Yesus berkata bahwa semua orang mengenali kita sebagai murid-muridNya melalui kasih kita kepada sesama kita (lihat Yohanes 13:35). Tentu, Yesus sedang berbicara mengenai kasih yang melebihi kasih yang saling diperlihatkan oleh orang-orang non-Kristen; jika tidak demikian, maka murid-muridNya takkan dapat dibedakan dari orang-orang tak percaya. Jenis kasih yang Yesus sebutkan adalah kasih yang rela berkorban, ketika kita saling mengasihi bagaimana Ia mengasihi kita, dan kita rela saling berkorban nyawa kita (lihat Yohanes 13:34; 1 Yohanes 3:16-20). Yohanes juga mencatat bahwa kita telah berpindah dari maut ke dalam hidup, yaitu dilahirkan kembali, ketika kita saling mengasihi (1 Yohanes 3:14). Bila ada orang hanya bersungut-sungut, menceritakan keburukan orang, dan membenci pelayan yang mengajarkan perintah-perintah Kristus, apakah orang itu menunjukkan kasih sebagai tanda orang yang sudah lahir baru? Tidak, orang itu tak menunjukkan kasih, maka ia tergolong kambing, dan akan masuk neraka.

Murid-Murid Segala Bangsa (Disciples of All Nations)

Sebelum lanjut, perhatikan lagi Matius 28:19-20, Amanat Agung dan Umum yang Yesus berikan kepada murid-muridNya, mungkin kita dapat memetik kebenaran lain dari Amanat itu.

Karena itu pergilah, jadikanlah semua bangsa murid-Ku dan baptislah mereka dalam nama Bapa dan Anak dan Roh Kudus, dan ajarlah mereka melakukan segala sesuatu yang telah Kuperintahkan kepadamu” (Matius 28:19-20a)

Perlu dicatat, Yesus menghendaki pemuridan untuk semua bangsa atau, lebih tepatnya sesuai dengan bahasa Gerika asli, semua kelompok etnis di dunia. Bila Yesus memerintahkan pemuridan, saya yakin pasti ada cara untuk mewujudkan hal itu. Kita dapat membuat semua kelompok etnis di dunia menjadi murid-murid Yesus. Tugasnya tidak hanya diberikan kepada sebelas murid Yesus itu, tetapi kepada setiap murid sesudah murid-muridNya itu, karena Yesus meminta kesebelas muridNya untuk mengajari murid-murid mereka untuk menaati semua yang diperintahkanNya kepada mereka. Jadi, kesebelas muridNya mengajarkan murid-murid mereka untuk menaati perintah Kristus demi membuat semua bangsa menjadi murid-muridNya, dan kemudian perintah ini terus berlanjut untuk setiap murid berikutnya. Setiap murid Yesus harus ambil bagian dengan cara apapun untuk memuridkan bangsa-bangsa.

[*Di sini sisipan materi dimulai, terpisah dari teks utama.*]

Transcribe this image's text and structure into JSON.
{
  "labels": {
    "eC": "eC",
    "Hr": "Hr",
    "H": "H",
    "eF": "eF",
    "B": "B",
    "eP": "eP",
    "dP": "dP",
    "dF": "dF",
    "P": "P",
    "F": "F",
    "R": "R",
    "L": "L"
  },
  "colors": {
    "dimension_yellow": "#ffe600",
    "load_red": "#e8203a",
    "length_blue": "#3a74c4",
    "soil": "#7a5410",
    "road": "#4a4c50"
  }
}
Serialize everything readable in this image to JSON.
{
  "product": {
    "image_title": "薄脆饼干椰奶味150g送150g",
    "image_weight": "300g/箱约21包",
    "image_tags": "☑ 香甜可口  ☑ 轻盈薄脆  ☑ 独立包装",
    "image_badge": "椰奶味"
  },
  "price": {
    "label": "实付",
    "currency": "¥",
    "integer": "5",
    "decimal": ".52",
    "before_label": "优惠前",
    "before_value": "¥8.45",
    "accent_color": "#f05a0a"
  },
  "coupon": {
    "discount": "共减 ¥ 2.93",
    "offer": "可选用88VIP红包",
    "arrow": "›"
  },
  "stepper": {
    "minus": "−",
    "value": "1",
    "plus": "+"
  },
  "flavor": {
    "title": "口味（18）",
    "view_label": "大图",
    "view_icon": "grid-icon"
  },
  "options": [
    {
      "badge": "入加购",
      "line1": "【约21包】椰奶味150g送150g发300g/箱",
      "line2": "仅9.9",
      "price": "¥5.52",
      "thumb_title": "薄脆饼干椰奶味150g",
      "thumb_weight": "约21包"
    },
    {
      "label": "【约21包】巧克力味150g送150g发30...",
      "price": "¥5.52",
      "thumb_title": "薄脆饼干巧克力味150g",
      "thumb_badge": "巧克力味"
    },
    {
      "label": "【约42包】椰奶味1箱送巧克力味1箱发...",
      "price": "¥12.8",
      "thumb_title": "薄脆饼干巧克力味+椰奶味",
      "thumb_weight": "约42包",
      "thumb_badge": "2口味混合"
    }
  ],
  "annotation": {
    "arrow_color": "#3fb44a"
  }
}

Uraian tadi sebagian memperjelas alasan mengapa “Amanat Agung” belum terpenuhi. Walaupun ada jutaan orang yang mengaku Kristen, sebenarnya hanya sedikit murid yang sungguh-sungguh menaati Yesus. Sebagian besar orang yang mengaku Kristen tidak peduli kepada kegiatan pemuridan di setiap kelompok etnis, karena praktis mereka tidak sungguh-sungguh menaati setiap perintah Kristus. Bila kegiatan pemuridan ini dibicarakan, maka banyak orang Kristen sering beralasan, ”Itu bukan pelayanan saya” dan “Saya tak merasa dipimpin ke arah itu.” Banyak pendeta membuat pernyataan yang sama, layaknya anggota jemaat yang tergolong kambing yang hanya mengutip dan memilih perintah-perintah Kristus yang hanya cocok dengan agendanya.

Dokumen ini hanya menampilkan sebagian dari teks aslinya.